Loose association of Lutheran churches and churchworkers in the United States

The Protes'tant Conference is a loose association of Lutheran churches and churchworkers in the United States. It was organized in 1927 by former members of the Wisconsin Evangelical Lutheran Synod (WELS) who had been suspended following an intrasynodical controversy. At its height, the Protes'tant Conference comprised 22 local congregations, but it had declined to just six by the early 2000s.

It is a conservative, confessional Lutheran Christian group with German immigrant roots. It published the periodical Faith-Life as a conference, and operates the Protes'tant Conference website. It does not consider itself as a denomination or a church body, but a loose association of churchworkers and independent congregations.

==Orthography==
The organization's name includes a single typewriter quotation mark after the second syllable of the word “Protestant,” indicating that the second syllable is accented.

== History ==
The Protes'tant Conference arose out of a controversy in the WELS over a document known as the Beitz Paper written by then WELS pastor W. F. Beitz in 1926-27. In his paper, Beitz discussed the doctrinal philosophy then prevalent in the synod. Debate arose over the theological nature of the document and about 40 supporters of Beitz were subsequently suspended from the WELS as a result. These pastors, teachers, and some congregations organized into the non-centralized Protes'tant Conference. It has undergone three schisms, in 1930, 1952, and 1964.

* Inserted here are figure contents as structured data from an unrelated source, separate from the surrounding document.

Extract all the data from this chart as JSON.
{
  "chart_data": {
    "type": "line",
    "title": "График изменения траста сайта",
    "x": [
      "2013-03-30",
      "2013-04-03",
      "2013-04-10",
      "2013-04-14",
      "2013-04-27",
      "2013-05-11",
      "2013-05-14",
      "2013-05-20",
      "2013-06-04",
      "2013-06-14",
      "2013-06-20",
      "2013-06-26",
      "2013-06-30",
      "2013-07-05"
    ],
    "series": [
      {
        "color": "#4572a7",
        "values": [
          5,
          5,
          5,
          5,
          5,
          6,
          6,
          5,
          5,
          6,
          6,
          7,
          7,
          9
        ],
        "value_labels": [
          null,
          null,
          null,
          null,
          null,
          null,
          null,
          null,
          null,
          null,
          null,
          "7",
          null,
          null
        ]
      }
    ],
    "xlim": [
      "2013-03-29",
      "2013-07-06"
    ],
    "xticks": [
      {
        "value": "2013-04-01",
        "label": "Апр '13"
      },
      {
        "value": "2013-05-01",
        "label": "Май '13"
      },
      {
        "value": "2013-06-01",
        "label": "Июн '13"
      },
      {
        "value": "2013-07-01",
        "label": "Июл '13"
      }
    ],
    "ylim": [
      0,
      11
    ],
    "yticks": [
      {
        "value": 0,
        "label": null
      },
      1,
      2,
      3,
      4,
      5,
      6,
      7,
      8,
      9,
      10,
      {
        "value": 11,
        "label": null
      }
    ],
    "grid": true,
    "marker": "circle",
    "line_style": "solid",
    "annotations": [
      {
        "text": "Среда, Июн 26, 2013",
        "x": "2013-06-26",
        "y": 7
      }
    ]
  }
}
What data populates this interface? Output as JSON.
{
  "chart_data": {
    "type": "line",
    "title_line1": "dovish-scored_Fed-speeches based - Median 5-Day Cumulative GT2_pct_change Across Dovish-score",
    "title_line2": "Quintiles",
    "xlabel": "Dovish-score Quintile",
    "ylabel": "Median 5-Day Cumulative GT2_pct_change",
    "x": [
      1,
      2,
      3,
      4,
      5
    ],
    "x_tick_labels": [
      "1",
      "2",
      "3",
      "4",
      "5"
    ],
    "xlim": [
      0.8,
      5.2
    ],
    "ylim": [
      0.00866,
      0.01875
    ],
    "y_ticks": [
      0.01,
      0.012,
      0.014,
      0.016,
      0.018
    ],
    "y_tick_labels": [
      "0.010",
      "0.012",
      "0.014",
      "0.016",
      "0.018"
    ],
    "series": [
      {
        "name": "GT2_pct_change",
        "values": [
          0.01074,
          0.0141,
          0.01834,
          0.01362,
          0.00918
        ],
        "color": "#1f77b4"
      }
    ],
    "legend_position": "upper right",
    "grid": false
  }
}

Internally, the Protes'tant Conference sometimes referred to itself as The Protes'tant Conference of the Wisconsin Synod. The name "Protes'tant" was adopted in 1929, on the 400th anniversary of the Second Diet of Speyer. That diet of the Holy Roman Empire had outlawed Lutheranism and resulted in the reformers adopting the name "Protestant" . The name "Protes'tant" was chosen to signify their protest against "synodicalism" on the part of both the WELS and the Lutheran Church – Missouri Synod (LCMS). While the LCMS had not been involved in the expulsion of the Protes'tants, its 1927 synod convention ratified the expulsions.

==Core beliefs==
The Protes'tant Conference teaches that the Bible is the only authoritative and error-free source for doctrine. It subscribes to the Lutheran Confessions (the Book of Concord) because they believe it is an accurate presentation of what Scripture teaches. It teaches that Jesus is the center of Scripture and the only way to eternal salvation, and that the Holy Spirit uses the gospel alone in Word and Sacraments (Baptism and Holy Communion) to bring people to faith in Jesus as Savior and keep them in that faith, strengthening them in their daily life of sanctification.